While some emerging markets dependent upon commodities exports would face headwinds as global growth stalled, less-developed countries may see their public health infrastructure tested as illnesses rise. 

Also, slowing global trade would be expected to continue to hurt export-driven countries but the next stage of emerging market growth would be defined by value-added industries and developing digital infrastructure, Daniel Grana and Matthew Culley from Janus Henderson’s emerging market equity team said in a note. 

On top of that, countries like Brazil, which had been emerging from recession when it was hit by the crisis, and with demand for its commodities exports would face more headwinds. 
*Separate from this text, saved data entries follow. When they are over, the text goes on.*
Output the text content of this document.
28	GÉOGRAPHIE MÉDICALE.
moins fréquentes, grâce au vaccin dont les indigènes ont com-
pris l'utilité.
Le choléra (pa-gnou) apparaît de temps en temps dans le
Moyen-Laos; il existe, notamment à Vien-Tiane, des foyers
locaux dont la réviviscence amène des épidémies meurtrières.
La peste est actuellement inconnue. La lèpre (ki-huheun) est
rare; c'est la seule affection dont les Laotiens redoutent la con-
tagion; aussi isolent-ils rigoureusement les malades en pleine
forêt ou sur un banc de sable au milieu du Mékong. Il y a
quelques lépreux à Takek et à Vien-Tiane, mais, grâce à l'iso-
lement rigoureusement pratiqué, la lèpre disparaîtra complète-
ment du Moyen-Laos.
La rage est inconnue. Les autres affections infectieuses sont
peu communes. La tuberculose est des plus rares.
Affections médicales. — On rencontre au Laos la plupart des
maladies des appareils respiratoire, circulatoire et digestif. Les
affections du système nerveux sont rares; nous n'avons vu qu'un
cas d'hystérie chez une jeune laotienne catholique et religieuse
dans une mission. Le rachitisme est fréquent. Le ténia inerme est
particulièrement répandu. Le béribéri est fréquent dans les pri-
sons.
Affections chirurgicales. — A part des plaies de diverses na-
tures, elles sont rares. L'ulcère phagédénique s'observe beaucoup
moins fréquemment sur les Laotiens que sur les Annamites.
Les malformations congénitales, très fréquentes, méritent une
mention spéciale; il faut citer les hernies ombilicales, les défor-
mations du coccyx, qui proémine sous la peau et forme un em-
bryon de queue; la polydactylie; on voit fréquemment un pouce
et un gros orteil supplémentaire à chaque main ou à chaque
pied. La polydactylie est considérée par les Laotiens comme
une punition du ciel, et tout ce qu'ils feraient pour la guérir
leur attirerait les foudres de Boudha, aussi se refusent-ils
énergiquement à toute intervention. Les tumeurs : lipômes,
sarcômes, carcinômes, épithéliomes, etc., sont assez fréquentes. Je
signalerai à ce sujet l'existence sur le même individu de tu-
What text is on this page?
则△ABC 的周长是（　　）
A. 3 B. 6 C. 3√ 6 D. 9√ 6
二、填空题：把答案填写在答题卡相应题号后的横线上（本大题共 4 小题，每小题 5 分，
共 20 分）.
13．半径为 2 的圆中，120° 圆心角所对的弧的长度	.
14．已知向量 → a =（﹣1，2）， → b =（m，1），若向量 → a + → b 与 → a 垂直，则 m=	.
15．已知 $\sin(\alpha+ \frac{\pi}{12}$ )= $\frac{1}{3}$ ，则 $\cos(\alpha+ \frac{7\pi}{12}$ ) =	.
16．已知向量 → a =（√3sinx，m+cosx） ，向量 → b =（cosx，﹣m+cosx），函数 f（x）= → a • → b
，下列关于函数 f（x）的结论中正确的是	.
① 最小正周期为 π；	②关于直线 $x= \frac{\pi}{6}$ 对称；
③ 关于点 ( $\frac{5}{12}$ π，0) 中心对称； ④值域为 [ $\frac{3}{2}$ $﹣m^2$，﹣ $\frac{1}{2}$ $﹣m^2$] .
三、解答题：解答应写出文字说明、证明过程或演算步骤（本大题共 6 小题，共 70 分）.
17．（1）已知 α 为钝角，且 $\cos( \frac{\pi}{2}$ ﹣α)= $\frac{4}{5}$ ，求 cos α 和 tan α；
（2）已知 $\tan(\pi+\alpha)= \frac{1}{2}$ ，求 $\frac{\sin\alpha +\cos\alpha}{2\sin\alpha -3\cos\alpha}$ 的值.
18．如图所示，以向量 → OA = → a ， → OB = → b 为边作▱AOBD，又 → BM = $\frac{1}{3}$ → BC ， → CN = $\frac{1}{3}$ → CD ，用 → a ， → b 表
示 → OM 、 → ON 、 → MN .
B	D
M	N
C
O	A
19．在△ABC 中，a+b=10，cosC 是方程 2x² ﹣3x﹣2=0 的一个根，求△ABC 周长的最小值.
At the same time, the vulnerabilities of other countries were rooted in their low levels of wealth and poorly developed institutions. 

“We believe that neither Indonesia nor India – with their large migrant workforces and ill-equipped public health systems – are well prepared to handle a surge in COVID-19 cases,” Grana and Culley said.  

“Conversely, some EM countries were better positioned to absorb the shock. Asian countries that experienced the SARS outbreak in 2003 initiated a more effective response to COVID-19.  

“As a result, some investors may perceive these efforts as placing those economies on a faster track toward recovery. China, which was forced into action early and has a system of governance that allowed for draconian containment efforts, is largely viewed as nearing the end of the tunnel.” 

According to Janus Henderson, the biggest challenge for emerging economies would lie in finding the new sources to expand gross domestic products as EM’s growth was so far defined by the drive toward globalisation. 

Following this, there would be the wider adoption of digital platforms, with investments in digital infrastructure in finance, industry and other sectors should become national priorities, including digital payments becoming in growing trend not just in China but increasingly in Africa and the Middle East. 

The manager also expected a further push for diversifying supply chains as corporations were already revisiting their reliance upon individual suppliers and countries due to last year’s trade war, hearing stories of companies establishing additional channels for key production inputs and end products. 

“When applying our lenses of company, country and governance, we see other challenges. Countries with large current account deficits and foreign-denominated debt may continue to be at risk of capital flight, especially as they reach the limits of monetary and fiscal policy aimed at supporting their economies during this unprecedented demand shock,” the said. 

“On the corporate level, highly leveraged companies are likely to continue to be shunned. On governance, the nature of this crisis has led to calls for companies to commit to ’national service’ – a directive by the domestic government to act on its behalf,” the managers concluded.